Le polar technologique de Laurent Alexandre et David Angevin est une mine d'or pour le citoyen numérique que nous nous apprêtons imperceptiblement à devenir...
Peser Google à l'aune politique, c'est la suggestion que nous fait Google démocratie, dont le titre juxtapose ces deux entités que rien ne lie, mais que rien n'oppose non plus à priori. Un écho aux analyses de l'auteur de science-fiction William Gibson, pénétrant observateur des réalités contemporaines, pour qui "Google se constitue de nous, de nos esprits humains et de leur créations, comme un récif corallien". Google humain. D'outil indispensable en effet, Google pourrait bien devenir miroir. Puis maître ?
TRANSHUMANITÉ
Palo Alto, Silicon Valley, Californie.
11 janvier 2018.
Il se réveilla trempé de sueur. Son sommeil avait été agité. Des mauvais rêves à la chaîne. Sergey Brain fixa le plafond un moment avant de se redresser sur les coudes. Sa bouche était sèche comme du plâtre. Il observa ses mains, guettant les tremblements, comme il le faisait chaque matin depuis dix ans.

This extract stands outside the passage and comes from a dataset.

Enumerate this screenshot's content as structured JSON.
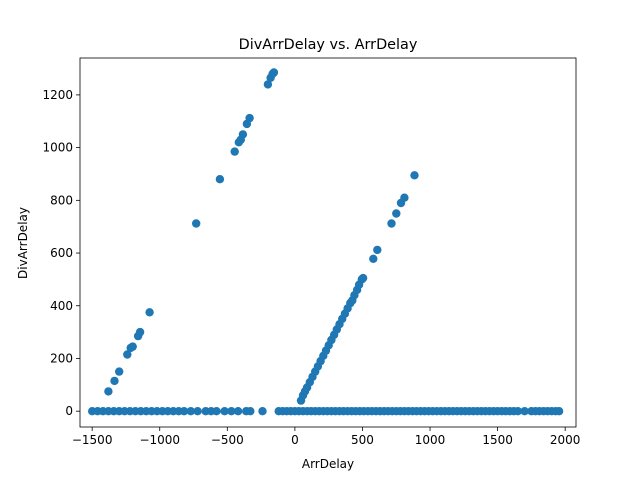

Il était porteur d'une mutation génétique héritée de sa branche maternelle. La maladie de Parkinson avait provoqué des ravages dans sa famille. Il était terrifié. Les statistiques n'étaient pas de son côté. Un jour ou l'autre, ses mains se mettraient à trembler. Progressivement, son système nerveux central se transformerait en bouillie débilitante. L'horreur pouvait se déclarer n'importe quand, parfois très tôt. A partir de quarante-cinq ans, tout était possible. Il en avait déjà quarante-quatre. A chaque fois qu'il voyait à la télé des archives de Michael J. Fox ou Mohammed Ali, une envie de vomir le terrassait.
Il avait déjà investi des centaines de millions de dollars dans la recherche. Toujours rien. Les généticiens pédalaient dans la semoule. Dix ans plus tôt, en apprenant la mauvaise nouvelle, il était confiant. Son fardeau génétique n'était qu'un mauvais programme informatique qui ne résisterait pas aux avancées fulgurantes de la science. La maladie de Parkinson n'était qu'un vulgaire bug. L'optimisme était de mise. Les thérapies géniques ou les cellules souches allaient terrasser le mal par les racines. Des montagnes de pognon avaient alimenté les meilleurs laboratoires de la planète. En pure perte. La technomédecine progressait sur tous les fronts. Parkinson résistait encore. Sergey Brain en pleurait de rage. Le temps passait, le stress le nourrissait. Pendant ce temps, les riches soignaient leur cancer et reprogrammaient leur ADN aux États-Unis, en Asie ou dans les pays Scandinaves. Les génoparadis pullulaient. Les grands pontes de la génomique guérissaient l'élite mondiale dans des cliniques cinq étoiles, hors de portée des lois bioéthiques européennes.
Sergey paniquait. Dans ses cauchemars, il se voyait dans un fauteuil roulant, tremblant comme une feuille, un filet de bave coulant sur ses genoux. Il ne voulait pas finir comme Howard Hughes, malade et dément, richissime et parano. Il voulait continuer à vivre. Il voulait faire des choses complexes, comme poursuivre le remodelage du monde. Il voulait continuer à façonner l'humanité et vivre comme un chef d'État. Il voulait aussi faire des choses simples, comme du trapèze ou baiser sa femme. L'idée de tout perdre le rongeait littéralement.